Unfortunately, this lack of precision is a direct consequence of the fact that unreachable code detection (like many other program properties of interest) is a fundamentally undecidable problem. As such, an analysis always needs to make a tradeoff between completeness (covering all suspicious cases) and precision (covering only cases that are certainly incorrect).

To understand the sweet spot in this trade off, more research is needed, both concerning the types of errors that are likely to occur, and concerning techniques to discover them automatically.

Testing is a Security Concern

As an advocate of unit testing, I wonder how the code could have passed a unit test suite.

Unfortunately, the testability of the problematic source code is very poor. In the current code, functions are long, and they cover many cases in different conditional branches. This makes it hard to invoke specific behavior, and bring the functions in a state in which the given behavior can be tested. Furthermore, observability is low, especially since parts of the code deliberately obfuscate results to protect against certain times of attacks.

Thus, given the current code structure, unit testing will be difficult. Nevertheless, the full outcome can be tested, albeit it at the system (not unit) level. Quoting Adam Langley again:

I coded up a very quick test site at https://www.imperialviolet.org:1266. […] If you can load an HTTPS site on port 1266 then you have this bug.

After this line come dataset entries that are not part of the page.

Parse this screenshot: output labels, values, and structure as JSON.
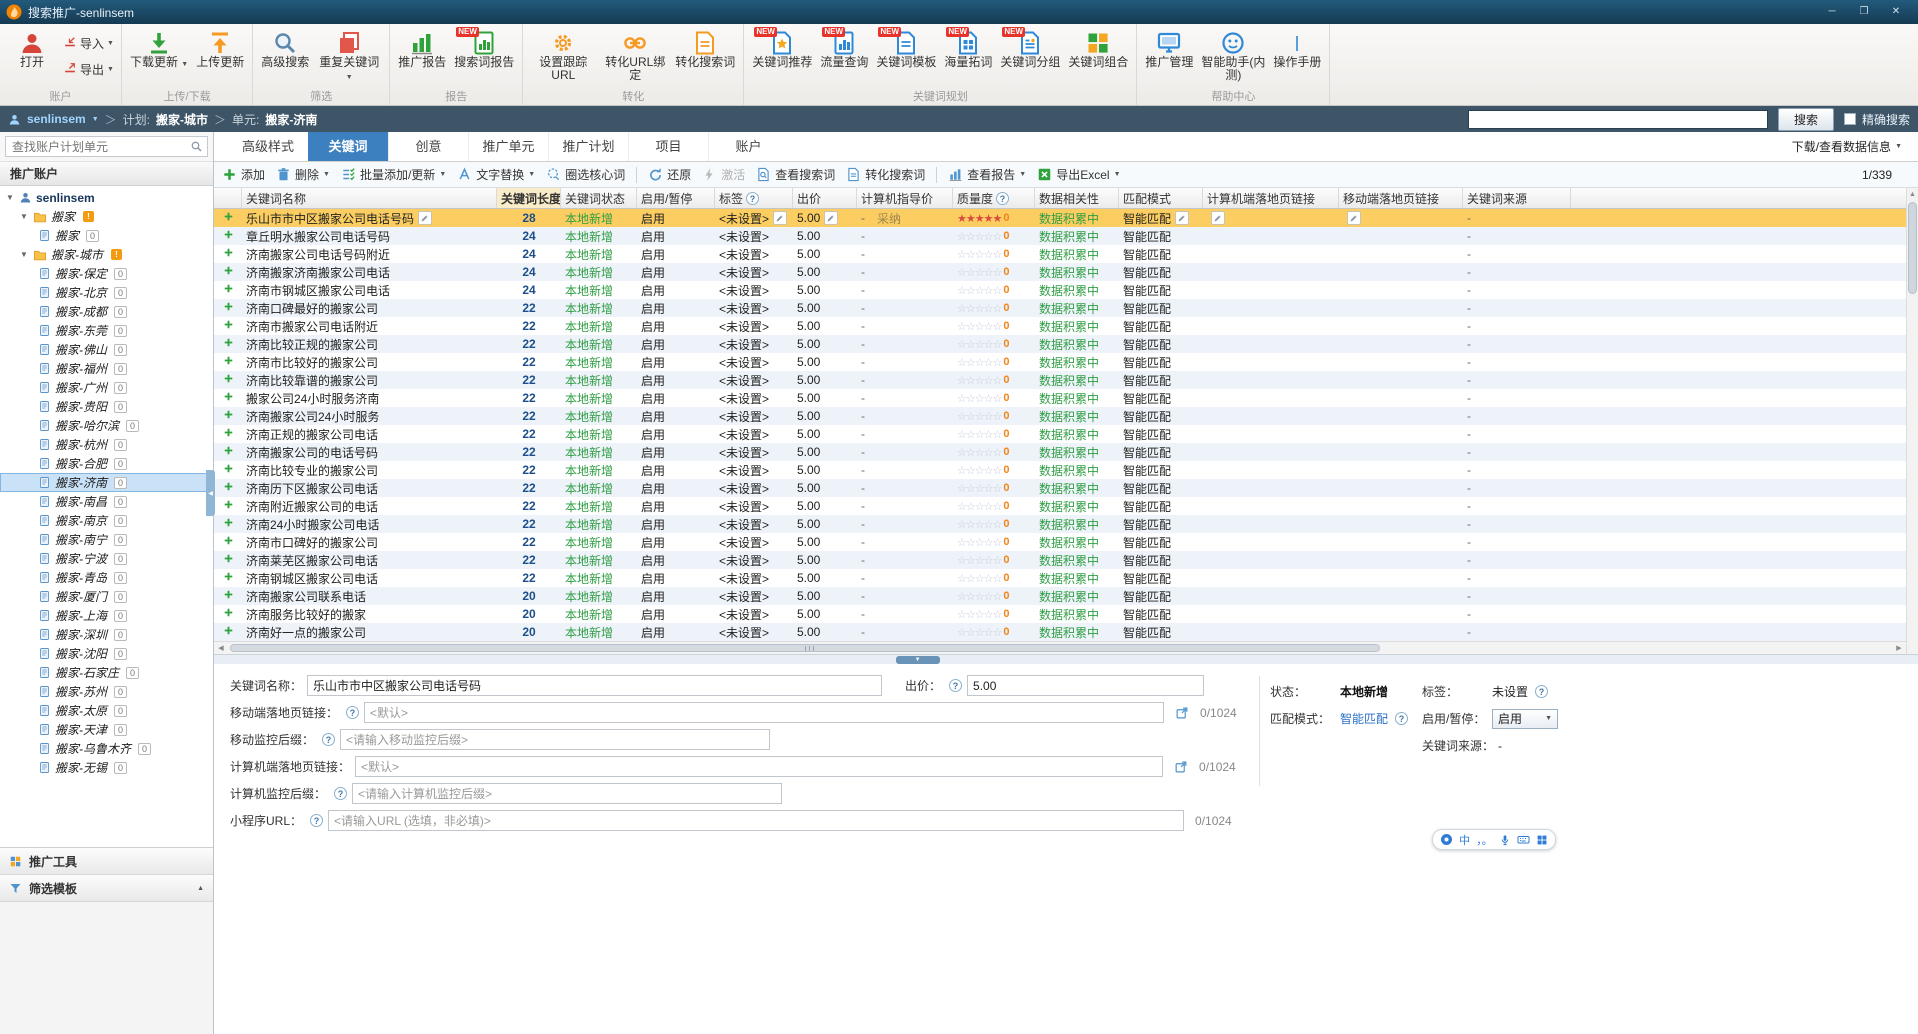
{
  "window": {
    "title": "搜索推广-senlinsem",
    "minimize_glyph": "─",
    "maximize_glyph": "❐",
    "close_glyph": "✕"
  },
  "icons": {
    "caret_down": "▼",
    "caret_up": "▲",
    "tri_left": "◀",
    "tri_right": "▶",
    "info": "?",
    "star_empty": "☆",
    "star_filled": "★",
    "flag": "!"
  },
  "colors": {
    "titlebar": "#153a52",
    "crumbbar": "#3e5568",
    "active_tab": "#3c80c0",
    "selected_row": "#fcce62",
    "status_green": "#2f9e44",
    "link_blue": "#2a6fc9",
    "quality_orange": "#f08519"
  },
  "ribbon": {
    "groups": [
      {
        "label": "账户",
        "items": [
          {
            "label": "打开",
            "icon": "person",
            "color": "#d6453a"
          },
          {
            "label": "导入",
            "icon": "arrow-import",
            "color": "#d6453a",
            "small": true,
            "arrow": true
          },
          {
            "label": "导出",
            "icon": "arrow-export",
            "color": "#d6453a",
            "small": true,
            "arrow": true
          }
        ]
      },
      {
        "label": "上传/下载",
        "items": [
          {
            "label": "下载更新",
            "icon": "arrow-down",
            "color": "#2fa23c",
            "arrow": true
          },
          {
            "label": "上传更新",
            "icon": "arrow-up",
            "color": "#f59a23"
          }
        ]
      },
      {
        "label": "筛选",
        "items": [
          {
            "label": "高级搜索",
            "icon": "magnifier",
            "color": "#5b87ad"
          },
          {
            "label": "重复关键词",
            "icon": "copy",
            "color": "#e2574c",
            "arrow": true
          }
        ]
      },
      {
        "label": "报告",
        "items": [
          {
            "label": "推广报告",
            "icon": "chart",
            "color": "#2fa23c"
          },
          {
            "label": "搜索词报告",
            "icon": "doc-chart",
            "color": "#2fa23c",
            "badge": "NEW"
          }
        ]
      },
      {
        "label": "转化",
        "items": [
          {
            "label": "设置跟踪URL",
            "icon": "gear",
            "color": "#f59a23"
          },
          {
            "label": "转化URL绑定",
            "icon": "link",
            "color": "#f59a23"
          },
          {
            "label": "转化搜索词",
            "icon": "doc",
            "color": "#f59a23"
          }
        ]
      },
      {
        "label": "关键词规划",
        "items": [
          {
            "label": "关键词推荐",
            "icon": "doc-star",
            "color": "#2e89d8",
            "badge": "NEW"
          },
          {
            "label": "流量查询",
            "icon": "doc-chart",
            "color": "#2e89d8",
            "badge": "NEW"
          },
          {
            "label": "关键词模板",
            "icon": "doc",
            "color": "#2e89d8",
            "badge": "NEW"
          },
          {
            "label": "海量拓词",
            "icon": "doc-grid",
            "color": "#2e89d8",
            "badge": "NEW"
          },
          {
            "label": "关键词分组",
            "icon": "doc-group",
            "color": "#2e89d8",
            "badge": "NEW"
          },
          {
            "label": "关键词组合",
            "icon": "grid",
            "color": "#2fa23c"
          }
        ]
      },
      {
        "label": "帮助中心",
        "items": [
          {
            "label": "推广管理",
            "icon": "monitor",
            "color": "#2e89d8"
          },
          {
            "label": "智能助手(内测)",
            "icon": "assistant",
            "color": "#2e89d8"
          },
          {
            "label": "操作手册",
            "icon": "book",
            "color": "#2e89d8"
          }
        ]
      }
    ]
  },
  "breadcrumb": {
    "account": "senlinsem",
    "sep": "＞",
    "plan_label": "计划:",
    "plan_value": "搬家-城市",
    "unit_label": "单元:",
    "unit_value": "搬家-济南",
    "search_button": "搜索",
    "exact_label": "精确搜索"
  },
  "sidebar": {
    "search_placeholder": "查找账户计划单元",
    "section_title": "推广账户",
    "tools_label": "推广工具",
    "template_label": "筛选模板",
    "tree": {
      "root": "senlinsem",
      "groups": [
        {
          "label": "搬家",
          "children": [
            {
              "label": "搬家",
              "badge": "0"
            }
          ]
        },
        {
          "label": "搬家-城市",
          "children": [
            {
              "label": "搬家-保定",
              "badge": "0"
            },
            {
              "label": "搬家-北京",
              "badge": "0"
            },
            {
              "label": "搬家-成都",
              "badge": "0"
            },
            {
              "label": "搬家-东莞",
              "badge": "0"
            },
            {
              "label": "搬家-佛山",
              "badge": "0"
            },
            {
              "label": "搬家-福州",
              "badge": "0"
            },
            {
              "label": "搬家-广州",
              "badge": "0"
            },
            {
              "label": "搬家-贵阳",
              "badge": "0"
            },
            {
              "label": "搬家-哈尔滨",
              "badge": "0"
            },
            {
              "label": "搬家-杭州",
              "badge": "0"
            },
            {
              "label": "搬家-合肥",
              "badge": "0"
            },
            {
              "label": "搬家-济南",
              "badge": "0",
              "selected": true
            },
            {
              "label": "搬家-南昌",
              "badge": "0"
            },
            {
              "label": "搬家-南京",
              "badge": "0"
            },
            {
              "label": "搬家-南宁",
              "badge": "0"
            },
            {
              "label": "搬家-宁波",
              "badge": "0"
            },
            {
              "label": "搬家-青岛",
              "badge": "0"
            },
            {
              "label": "搬家-厦门",
              "badge": "0"
            },
            {
              "label": "搬家-上海",
              "badge": "0"
            },
            {
              "label": "搬家-深圳",
              "badge": "0"
            },
            {
              "label": "搬家-沈阳",
              "badge": "0"
            },
            {
              "label": "搬家-石家庄",
              "badge": "0"
            },
            {
              "label": "搬家-苏州",
              "badge": "0"
            },
            {
              "label": "搬家-太原",
              "badge": "0"
            },
            {
              "label": "搬家-天津",
              "badge": "0"
            },
            {
              "label": "搬家-乌鲁木齐",
              "badge": "0"
            },
            {
              "label": "搬家-无锡",
              "badge": "0"
            }
          ]
        }
      ]
    }
  },
  "tabs": {
    "items": [
      "高级样式",
      "关键词",
      "创意",
      "推广单元",
      "推广计划",
      "项目",
      "账户"
    ],
    "active": "关键词",
    "right_link": "下载/查看数据信息"
  },
  "toolbar": {
    "items": [
      {
        "label": "添加",
        "icon": "plus",
        "color": "#2fa23c"
      },
      {
        "label": "删除",
        "icon": "trash",
        "color": "#4f94cd",
        "arrow": true
      },
      {
        "label": "批量添加/更新",
        "icon": "list-check",
        "color": "#4f94cd",
        "arrow": true
      },
      {
        "label": "文字替换",
        "icon": "font",
        "color": "#4f94cd",
        "arrow": true
      },
      {
        "label": "圈选核心词",
        "icon": "lasso",
        "color": "#4f94cd"
      },
      {
        "sep": true
      },
      {
        "label": "还原",
        "icon": "undo",
        "color": "#4f94cd"
      },
      {
        "label": "激活",
        "icon": "bolt",
        "color": "#b9b9b9",
        "disabled": true
      },
      {
        "label": "查看搜索词",
        "icon": "doc-search",
        "color": "#4f94cd"
      },
      {
        "label": "转化搜索词",
        "icon": "doc",
        "color": "#4f94cd"
      },
      {
        "sep": true
      },
      {
        "label": "查看报告",
        "icon": "chart",
        "color": "#4f94cd",
        "arrow": true
      },
      {
        "label": "导出Excel",
        "icon": "excel",
        "color": "#2fa23c",
        "arrow": true
      }
    ],
    "page_indicator": "1/339"
  },
  "table": {
    "columns": [
      {
        "key": "plus",
        "label": ""
      },
      {
        "key": "name",
        "label": "关键词名称"
      },
      {
        "key": "length",
        "label": "关键词长度",
        "sorted": true
      },
      {
        "key": "status",
        "label": "关键词状态"
      },
      {
        "key": "enable",
        "label": "启用/暂停"
      },
      {
        "key": "tag",
        "label": "标签",
        "info": true
      },
      {
        "key": "bid",
        "label": "出价"
      },
      {
        "key": "guide",
        "label": "计算机指导价"
      },
      {
        "key": "quality",
        "label": "质量度",
        "info": true
      },
      {
        "key": "relevance",
        "label": "数据相关性"
      },
      {
        "key": "match",
        "label": "匹配模式"
      },
      {
        "key": "pc_link",
        "label": "计算机端落地页链接"
      },
      {
        "key": "mobile_link",
        "label": "移动端落地页链接"
      },
      {
        "key": "source",
        "label": "关键词来源"
      }
    ],
    "row_defaults": {
      "status": "本地新增",
      "enable": "启用",
      "tag": "<未设置>",
      "bid": "5.00",
      "guide": "-",
      "quality": "0",
      "relevance": "数据积累中",
      "match": "智能匹配",
      "source": "-"
    },
    "adopt_label": "采纳",
    "rows": [
      {
        "name": "乐山市市中区搬家公司电话号码",
        "length": "28",
        "selected": true
      },
      {
        "name": "章丘明水搬家公司电话号码",
        "length": "24"
      },
      {
        "name": "济南搬家公司电话号码附近",
        "length": "24"
      },
      {
        "name": "济南搬家济南搬家公司电话",
        "length": "24"
      },
      {
        "name": "济南市钢城区搬家公司电话",
        "length": "24"
      },
      {
        "name": "济南口碑最好的搬家公司",
        "length": "22"
      },
      {
        "name": "济南市搬家公司电话附近",
        "length": "22"
      },
      {
        "name": "济南比较正规的搬家公司",
        "length": "22"
      },
      {
        "name": "济南市比较好的搬家公司",
        "length": "22"
      },
      {
        "name": "济南比较靠谱的搬家公司",
        "length": "22"
      },
      {
        "name": "搬家公司24小时服务济南",
        "length": "22"
      },
      {
        "name": "济南搬家公司24小时服务",
        "length": "22"
      },
      {
        "name": "济南正规的搬家公司电话",
        "length": "22"
      },
      {
        "name": "济南搬家公司的电话号码",
        "length": "22"
      },
      {
        "name": "济南比较专业的搬家公司",
        "length": "22"
      },
      {
        "name": "济南历下区搬家公司电话",
        "length": "22"
      },
      {
        "name": "济南附近搬家公司的电话",
        "length": "22"
      },
      {
        "name": "济南24小时搬家公司电话",
        "length": "22"
      },
      {
        "name": "济南市口碑好的搬家公司",
        "length": "22"
      },
      {
        "name": "济南莱芜区搬家公司电话",
        "length": "22"
      },
      {
        "name": "济南钢城区搬家公司电话",
        "length": "22"
      },
      {
        "name": "济南搬家公司联系电话",
        "length": "20"
      },
      {
        "name": "济南服务比较好的搬家",
        "length": "20"
      },
      {
        "name": "济南好一点的搬家公司",
        "length": "20"
      }
    ]
  },
  "detail": {
    "keyword_label": "关键词名称：",
    "keyword_value": "乐山市市中区搬家公司电话号码",
    "bid_label": "出价：",
    "bid_value": "5.00",
    "mobile_link_label": "移动端落地页链接：",
    "mobile_link_value": "<默认>",
    "mobile_link_count": "0/1024",
    "mobile_suffix_label": "移动监控后缀：",
    "mobile_suffix_placeholder": "<请输入移动监控后缀>",
    "pc_link_label": "计算机端落地页链接：",
    "pc_link_value": "<默认>",
    "pc_link_count": "0/1024",
    "pc_suffix_label": "计算机监控后缀：",
    "pc_suffix_placeholder": "<请输入计算机监控后缀>",
    "miniapp_label": "小程序URL：",
    "miniapp_placeholder": "<请输入URL (选填，非必填)>",
    "miniapp_count": "0/1024",
    "status_label": "状态：",
    "status_value": "本地新增",
    "match_label": "匹配模式：",
    "match_value": "智能匹配",
    "tag_label": "标签：",
    "tag_value": "未设置",
    "pause_label": "启用/暂停：",
    "pause_value": "启用",
    "source_label": "关键词来源：",
    "source_value": "-"
  },
  "ime": {
    "lang": "中",
    "punct": "，。"
  }
}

In other words, while the code may be hard to unit test, the system luckily has well defined behavior that can be tested.

Coverage Analysis

Once there is a set of (system or unit level) tests, the coverage of these tests can be used an indicator for (the lack of) completeness of the test suite.

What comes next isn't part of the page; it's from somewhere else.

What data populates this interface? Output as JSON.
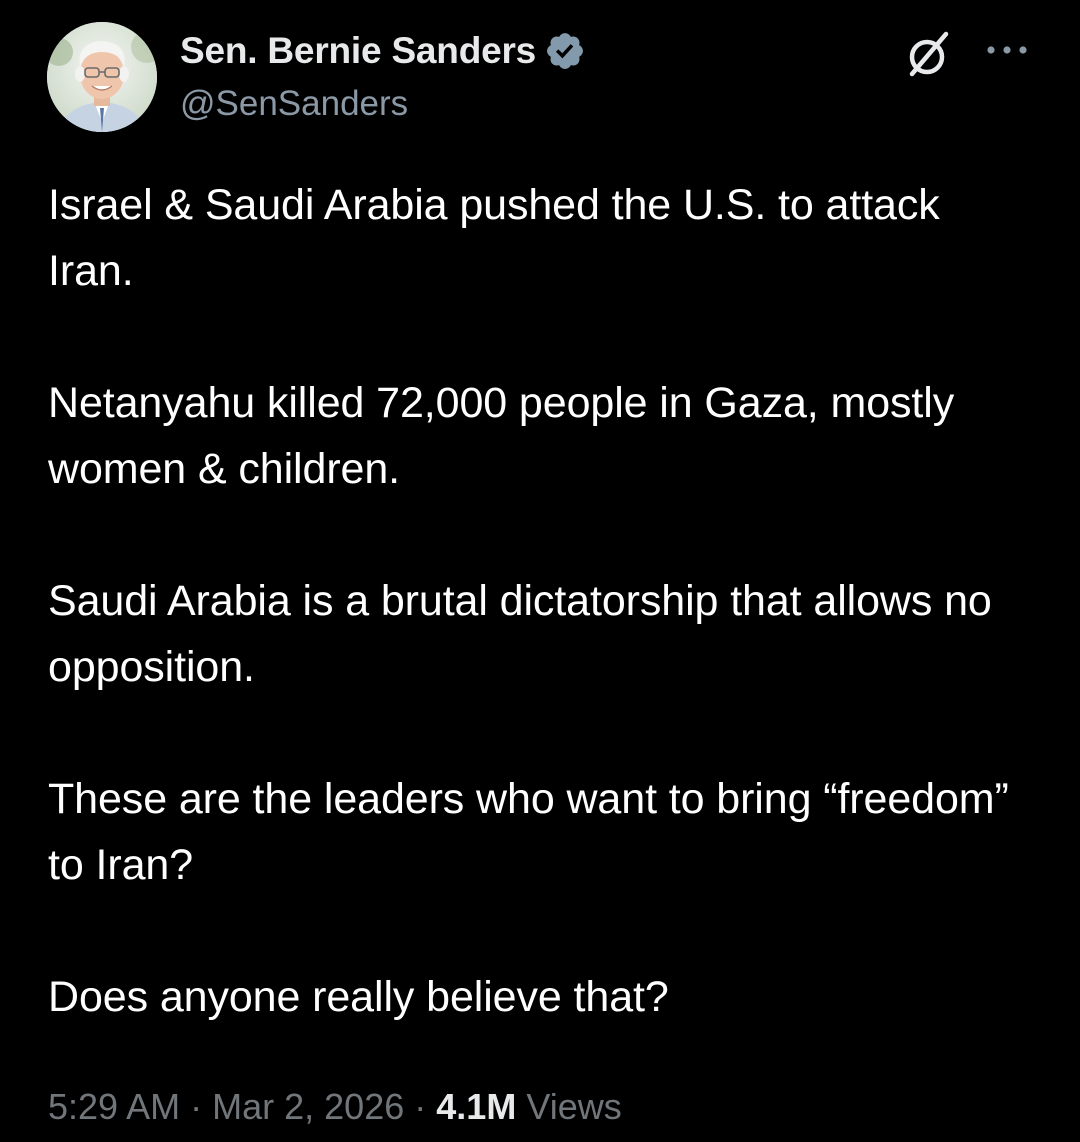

For the bug at hand, even the simplest form of coverage analysis, namely line coverage, would have helped to spot the problem: Since the problematic code results from unreachable code, there is no way to achieve 100% line coverage.

Therefore, any serious attempt to achieve full statement coverage should have revealed this bug.

Note that trying to achieve full statement coverage, especially for security or safety critical code, is not a strange thing to require. For aviation software, statement coverage is required for criticality “level C”:

Level C:

Software whose anomalous behavior, as shown by the system safety assessment process, would cause or contribute to a failure of system function resulting in a major failure condition for the aircraft.

This is one of the weaker categories: For the catastrophic ‘level A’, even stronger test coverage criteria are required. Thus, achieving substantial line coverage is neither impossible nor uncommon.

The Return-Error-Code Idiom

Finally, looking at the full sources of the affected file, one of the key things to notice is the use of the return code idiom to mimic exception handling.

Since C has no built-in exception handling support, a common idiom is to insist that every function returns an error code. Subsequently, every caller must check this returned code, and include an explicit jump to the error handling functionality if the result is not OK.

This is exactly what is done in the present code: The global err variable is set, checked, and returned for every function call, and if not OK followed by (hopefully exactly one) goto fail.

Almost 10 years ago, together with Magiel Bruntink and Tom Tourwe, we conducted a detailed empirical analysis of this idiom in a large code base of an embedded system.

One of the key findings of our paper is that in the code we analyzed we found a defect density of 2.1 deviations from the return code idiom per 1000 lines of code. Thus, in spite of very strict guidelines at the organization involved, we found many examples of not just unchecked calls, but also incorrectly propagated return codes, or incorrectly handled error conditions.

Based on that, we concluded:

The idiom is particularly error prone, due to the fact that it is omnipresent as well as highly tangled, and requires focused and well-thought programming.

It is sad to see our results from 2005 confirmed today.


© Arie van Deursen, February 22, 2014.


EDIT February 24, 2014: Fixed incorrect use of ‘dead code detection’ terminology into correct ‘unreachable code detection’, and weakened the claim that any computer science student can write such a detector based on the reddit discussion.